Pour une fois je commence un article en m'auto-citant :

« Il y a longtemps que je ne m'étonne plus de ce que m'offre le hasard. Aussi ai-je pris l'habitude, quand quelque chose va de travers ou ne va pas du tout, de m'occuper comme je peux en attendant que le hasard se manifeste et me file un petit coup de pouce. Ou un gros coup de main. C'est selon. C'est au hasard. »

Tu l'auras compris, il s'agit de te raconter la nouvelle prouesse de cet ami imprévisible. Et il faut croire que le hasard n'a plus rien à lire puisqu'il vient de se manifester en me balançant négligemment un signe, genre : C'est pas ça que tu cherches ?

Et bien si. C'est très exactement ça. Merci.


Tu te souviens certainement de cet article dans lequel je te détaillais (mais pas trop) la façon subite dont je reçus une idée de roman.

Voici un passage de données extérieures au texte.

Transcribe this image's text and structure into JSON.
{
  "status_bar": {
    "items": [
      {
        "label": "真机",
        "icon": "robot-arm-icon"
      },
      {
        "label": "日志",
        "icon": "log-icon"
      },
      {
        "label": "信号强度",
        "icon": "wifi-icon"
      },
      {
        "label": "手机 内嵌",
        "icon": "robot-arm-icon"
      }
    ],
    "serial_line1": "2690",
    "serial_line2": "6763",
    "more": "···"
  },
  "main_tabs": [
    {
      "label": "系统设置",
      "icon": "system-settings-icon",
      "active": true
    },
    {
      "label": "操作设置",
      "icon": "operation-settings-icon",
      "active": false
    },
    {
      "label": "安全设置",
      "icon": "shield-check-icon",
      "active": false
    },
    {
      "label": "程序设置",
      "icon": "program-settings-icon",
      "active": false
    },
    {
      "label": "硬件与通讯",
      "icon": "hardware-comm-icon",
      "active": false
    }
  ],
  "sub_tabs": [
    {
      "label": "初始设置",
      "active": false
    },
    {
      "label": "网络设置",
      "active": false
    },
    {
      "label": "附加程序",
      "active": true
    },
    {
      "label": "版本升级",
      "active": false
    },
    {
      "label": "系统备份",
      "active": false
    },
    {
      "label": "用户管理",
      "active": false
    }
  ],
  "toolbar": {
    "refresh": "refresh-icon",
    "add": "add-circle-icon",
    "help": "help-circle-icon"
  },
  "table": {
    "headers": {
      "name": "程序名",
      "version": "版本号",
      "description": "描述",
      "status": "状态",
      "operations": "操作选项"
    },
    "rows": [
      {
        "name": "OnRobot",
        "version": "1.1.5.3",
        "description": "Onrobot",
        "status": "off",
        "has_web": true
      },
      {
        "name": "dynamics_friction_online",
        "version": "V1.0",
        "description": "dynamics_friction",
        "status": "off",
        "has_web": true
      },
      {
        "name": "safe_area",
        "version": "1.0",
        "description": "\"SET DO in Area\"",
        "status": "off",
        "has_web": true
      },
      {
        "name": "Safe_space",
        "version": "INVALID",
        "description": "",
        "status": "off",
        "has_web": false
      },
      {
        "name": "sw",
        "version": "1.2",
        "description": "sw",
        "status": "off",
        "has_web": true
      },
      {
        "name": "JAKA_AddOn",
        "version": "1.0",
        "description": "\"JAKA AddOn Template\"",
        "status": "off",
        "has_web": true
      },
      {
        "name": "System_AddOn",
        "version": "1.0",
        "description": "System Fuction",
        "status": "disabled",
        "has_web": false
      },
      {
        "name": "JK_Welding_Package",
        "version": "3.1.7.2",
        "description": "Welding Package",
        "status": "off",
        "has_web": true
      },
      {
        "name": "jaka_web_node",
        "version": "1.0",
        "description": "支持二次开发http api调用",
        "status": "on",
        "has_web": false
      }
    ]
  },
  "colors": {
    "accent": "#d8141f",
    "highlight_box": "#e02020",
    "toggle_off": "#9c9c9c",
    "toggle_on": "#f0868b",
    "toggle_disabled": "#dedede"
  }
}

L'idée est toujours là à me tourner autour comme un essaim de mouches autour d'une sanisette publique non lavée mais, en dehors de quelques brouillons peu vivaces — et qui serviraient aisément de papier à la sanisette en question — ledit roman n'avance guère.

Le fait que cette idée me tourne autour depuis si longtemps sans jamais se lasser peut indiquer qu'il y aura tôt ou tard une forme d'urgence à la prendre en compte. Cette patience de sa part peut aussi vouloir dire que je ne suis pas en possession de tous les outils et matériaux nécessaires à son traitement. Ce qui m'amène à penser que cette idée revêt une certaine importance et qu'elle est bien aimable d'attendre que je m'équipe au lieu d'aller squatter n'importe quel autre cerveau malade qui passerait à sa portée.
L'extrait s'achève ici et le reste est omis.